= Tongshun Street Church =

Protestant church in China

Tongshun Street Church, or Tongshunjie Church (通顺街教堂 (通順街教堂, Tōngshùn Jiē Jiàotáng, smooth street church)), full name Tongshun Street Christian Church, is the oldest Protestant church still operating in Hohhot, the capital of Inner Mongolia, China. Its history can be traced back to 1886. After the mid-1950s, Tongshun Street Church used to be the joint gathering place for all the Christian denominations in the city for quite a few years.
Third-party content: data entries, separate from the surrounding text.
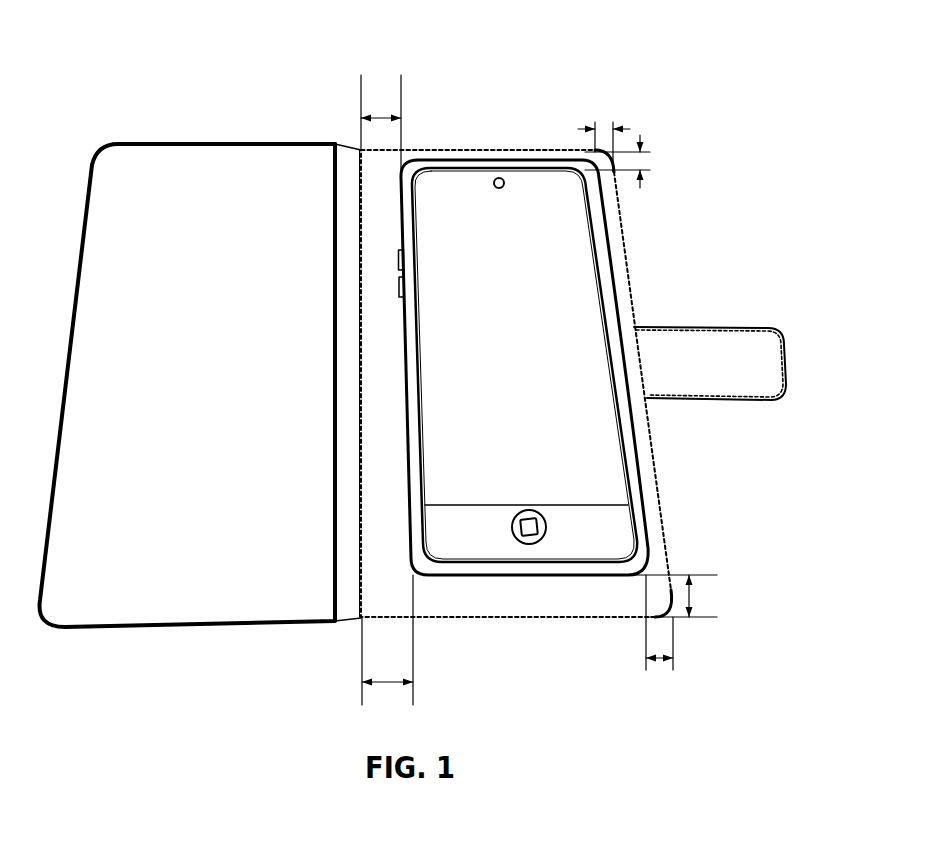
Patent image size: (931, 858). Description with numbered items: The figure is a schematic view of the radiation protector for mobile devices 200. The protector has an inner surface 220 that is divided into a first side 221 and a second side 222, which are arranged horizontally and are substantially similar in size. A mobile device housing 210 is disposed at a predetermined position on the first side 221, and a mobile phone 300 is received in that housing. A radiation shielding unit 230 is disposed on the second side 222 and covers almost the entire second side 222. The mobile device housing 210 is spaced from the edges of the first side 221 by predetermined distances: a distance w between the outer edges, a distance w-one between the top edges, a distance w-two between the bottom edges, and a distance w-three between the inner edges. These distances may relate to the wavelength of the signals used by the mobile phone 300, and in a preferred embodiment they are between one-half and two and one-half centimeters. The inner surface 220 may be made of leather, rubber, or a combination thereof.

The radiation protector for mobile devices 200 is at (176, 50).
The mobile device housing 210 is at (635, 488).
The inner surface 220 is at (347, 130).
The first side 221 is at (635, 437).
The second side 222 is at (117, 653).
The radiation shielding unit 230 is at (203, 167).
The mobile phone 300 is at (568, 268).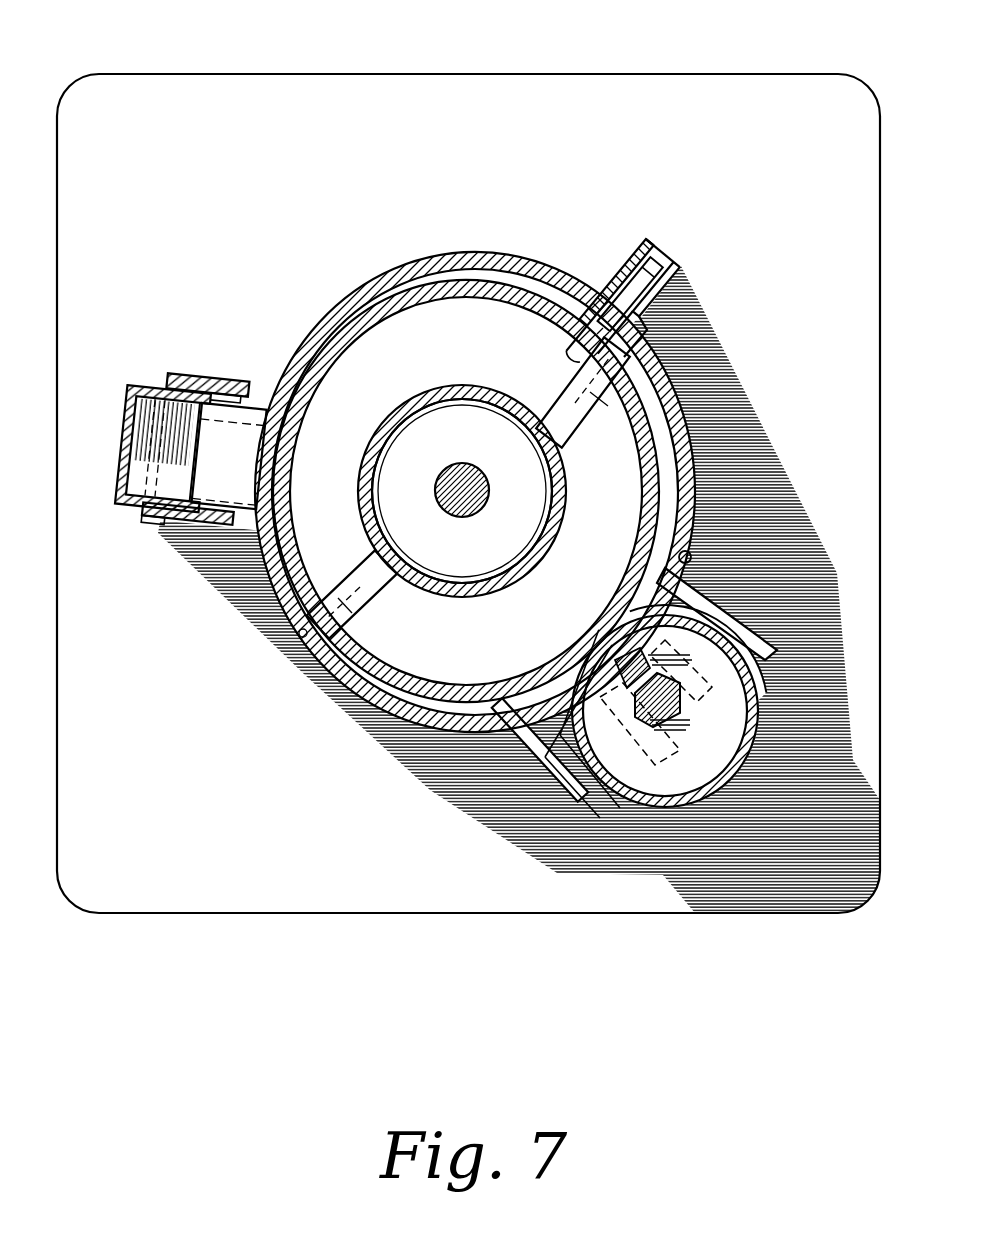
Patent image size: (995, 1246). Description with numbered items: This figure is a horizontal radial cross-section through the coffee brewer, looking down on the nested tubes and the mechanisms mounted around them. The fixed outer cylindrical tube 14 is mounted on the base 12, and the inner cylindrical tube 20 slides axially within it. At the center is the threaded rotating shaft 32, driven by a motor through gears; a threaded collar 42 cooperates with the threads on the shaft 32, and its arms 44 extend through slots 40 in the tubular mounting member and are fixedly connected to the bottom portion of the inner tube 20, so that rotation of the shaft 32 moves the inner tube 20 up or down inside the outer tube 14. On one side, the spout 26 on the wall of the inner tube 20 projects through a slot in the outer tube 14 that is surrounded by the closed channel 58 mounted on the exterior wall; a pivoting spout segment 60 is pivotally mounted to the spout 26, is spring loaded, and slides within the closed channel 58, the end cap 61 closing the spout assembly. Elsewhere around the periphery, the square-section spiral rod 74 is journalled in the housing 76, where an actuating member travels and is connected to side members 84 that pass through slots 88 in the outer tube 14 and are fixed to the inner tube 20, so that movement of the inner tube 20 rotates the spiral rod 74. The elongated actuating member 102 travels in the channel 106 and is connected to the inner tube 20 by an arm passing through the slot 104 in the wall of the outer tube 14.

The base 12 is at (541, 72).
The outer cylindrical tube 14 is at (488, 252).
The inner cylindrical tube 20 is at (373, 298).
The spout 26 is at (240, 443).
The rotating shaft 32 is at (465, 496).
The slots 40 is at (372, 540).
The threaded collar 42 is at (463, 422).
The arms 44 is at (573, 389).
The closed channel 58 is at (182, 522).
The pivoting spout segment 60 is at (148, 378).
The end cap 61 is at (188, 396).
The spiral rod 74 is at (660, 722).
The housing 76 is at (697, 793).
The side members 84 is at (733, 617).
The slots 88 is at (693, 562).
The elongated actuating member 102 is at (668, 262).
The slot 104 is at (598, 305).
The channel 106 is at (652, 236).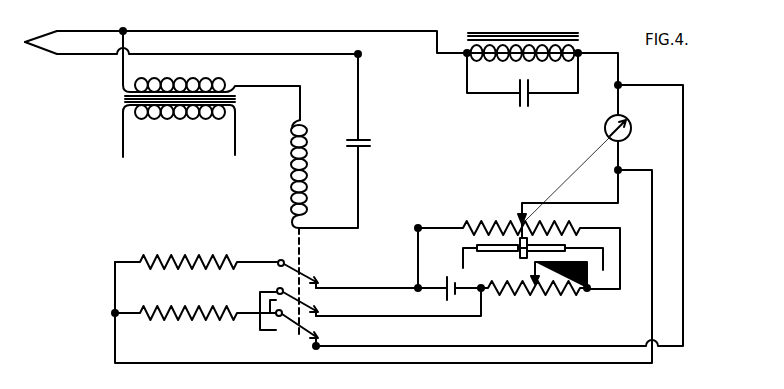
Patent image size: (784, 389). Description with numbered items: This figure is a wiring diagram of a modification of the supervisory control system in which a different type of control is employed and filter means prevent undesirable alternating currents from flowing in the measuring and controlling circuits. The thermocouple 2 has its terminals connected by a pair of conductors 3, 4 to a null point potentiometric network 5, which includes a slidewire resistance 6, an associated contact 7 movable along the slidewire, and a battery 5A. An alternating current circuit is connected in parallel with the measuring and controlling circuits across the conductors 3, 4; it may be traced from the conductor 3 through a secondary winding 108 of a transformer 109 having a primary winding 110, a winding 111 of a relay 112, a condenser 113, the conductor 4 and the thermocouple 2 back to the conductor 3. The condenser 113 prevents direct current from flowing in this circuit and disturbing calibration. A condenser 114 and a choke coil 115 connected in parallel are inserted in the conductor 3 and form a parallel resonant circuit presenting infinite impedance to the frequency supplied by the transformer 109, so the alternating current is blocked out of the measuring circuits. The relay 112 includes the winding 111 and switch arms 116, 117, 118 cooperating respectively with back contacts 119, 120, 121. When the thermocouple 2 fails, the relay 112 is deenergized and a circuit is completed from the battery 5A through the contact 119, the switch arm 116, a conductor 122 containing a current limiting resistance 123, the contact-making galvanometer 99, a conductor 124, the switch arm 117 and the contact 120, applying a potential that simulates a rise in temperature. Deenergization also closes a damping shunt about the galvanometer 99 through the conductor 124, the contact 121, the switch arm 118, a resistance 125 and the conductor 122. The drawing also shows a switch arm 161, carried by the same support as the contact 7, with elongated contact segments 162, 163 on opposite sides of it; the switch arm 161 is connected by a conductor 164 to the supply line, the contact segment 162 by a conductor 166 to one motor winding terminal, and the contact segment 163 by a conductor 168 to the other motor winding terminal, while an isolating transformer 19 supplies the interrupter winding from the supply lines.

The thermocouple 2 is at (37, 49).
The conductor 3 is at (78, 31).
The conductor 4 is at (78, 56).
The secondary winding 108 is at (166, 86).
The transformer 109 is at (125, 100).
The primary winding 110 is at (170, 122).
The winding 111 is at (308, 138).
The relay 112 is at (322, 141).
The condenser 113 is at (374, 142).
The condenser 114 is at (525, 110).
The choke coil 115 is at (515, 64).
The contact-making galvanometer 99 is at (630, 123).
The conductor 124 is at (685, 142).
The isolating transformer 19 is at (571, 377).
The conductor 122 is at (262, 262).
The current limiting resistance 123 is at (184, 257).
The resistance 125 is at (186, 308).
The switch arm 116 is at (379, 308).
The switch arm 117 is at (285, 290).
The switch arm 118 is at (284, 317).
The back contact 119 is at (318, 284).
The back contact 120 is at (318, 314).
The back contact 121 is at (318, 340).
The null point potentiometric network 5 is at (449, 270).
The battery 5A is at (449, 297).
The slidewire resistance 6 is at (470, 222).
The contact 7 is at (517, 214).
The switch arm 161 is at (528, 226).
The contact segment 162 is at (553, 252).
The contact segment 163 is at (524, 259).
The conductor 164 is at (530, 290).
The conductor 166 is at (604, 264).
The conductor 168 is at (465, 258).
Now, the church is the intern church of the Inner Mongolia Bible School and the Bible distribution point of the United Bible Societies in Hohhot.

==History==
In 1886, the China Inland Mission established a Protestant church on Tongshun Street in Kweisui City (today's Hohhot), with 7 pastors (Swedish), 289 believers, 168 rooms, 2 national schools (one for boys and one for girls), and 1 high school for boys.

From 1923 to 1925, with the help of donations from believers, Swedish pastor Mai purchased a grain store compound on Tongshun Street North Road, built an auditorium there, and established Guisui Peizhen National School in the backyard of the church. A medical office was established where Swedish doctors treated citizens and trained local doctors. The church had a tall bell tower, and the bell could be heard within a radius of three or four miles.

In the late 1950s, the Three-Self Patriotic Movement of "self-government, self-support, and self-preach" emerged in Christian circles across the country. And all the Christian denominations in Hohhot started to hold joint worship services at the Tongshun Street Church.

In 1966, when the Cultural Revolution began, the church was forced to stop gathering and the buildings were converted into a grain station. It was not until around 1980 after the end of the Cultural Revolution that these properties were returned to the church.

In 1987, the church resumed religious services after some simple repairs. At first, services drew only a few hundred participants.

From October 1995 to October 1996, a general renovation was carried out. When completed, the church had a building area of 1,010 square meters and could accommodate 1,500 people worshiping at the same time.

In 2010, the west building of the courtyard was renovated and some offices were added. A new Christian Council residential dormitory was built on the north side.

From September to October 2015, the church was renovated again and facilities such as tables and chairs were added. The members of the church also increased to about 3,000. In the same year, Inner Mongolia Bible School moved into the newly built teaching building in the church yard.

==Ministry==
In addition to Sunday worship, the church also carries out many other ministries such as evangelism and social care. For example, donation to the Red Cross to fight against COVID-19 and care for empty nesters.

Since 1997, Tongshun Street Church has been the Bible distribution point of the United Bible Societies in Hohhot.

==Architecture==
The Tongshun Street Church, which was built between 1923 and 1925 and renovated in 1995, has a building area of 1,010 square meters. The main hall is divided into upper and lower floors and can accommodate 1,500 people gathering at the same time. In addition to the main hall, there is also a front hall and a backyard. The front hall is for preaching, and the backyard contains residences, offices and warehouses for pastors and other staff. On the high bell tower hangs a large iron bell with a particularly loud sound. When the bell is struck, it can be heard within a radius of three to five miles.

==Bible school==
The Inner Mongolia Christian Bible School was founded in 1987, affiliated to the Inner Mongolia Christian Council. It was initially a Christian volunteer class. In 2007, it was renamed "Inner Mongolia Christian Bible School". In 2015, the school moved to the newly built teaching building on the grounds of Tongshun Street Church. At the same time, the church was designated as the school's practice church. There is a three-year college class (Bible and Sacred Music majors), and students come from all over the Region of Inner Mongolia. As of 2022, the cumulative number of graduates of the Bible school has exceeded 1,200.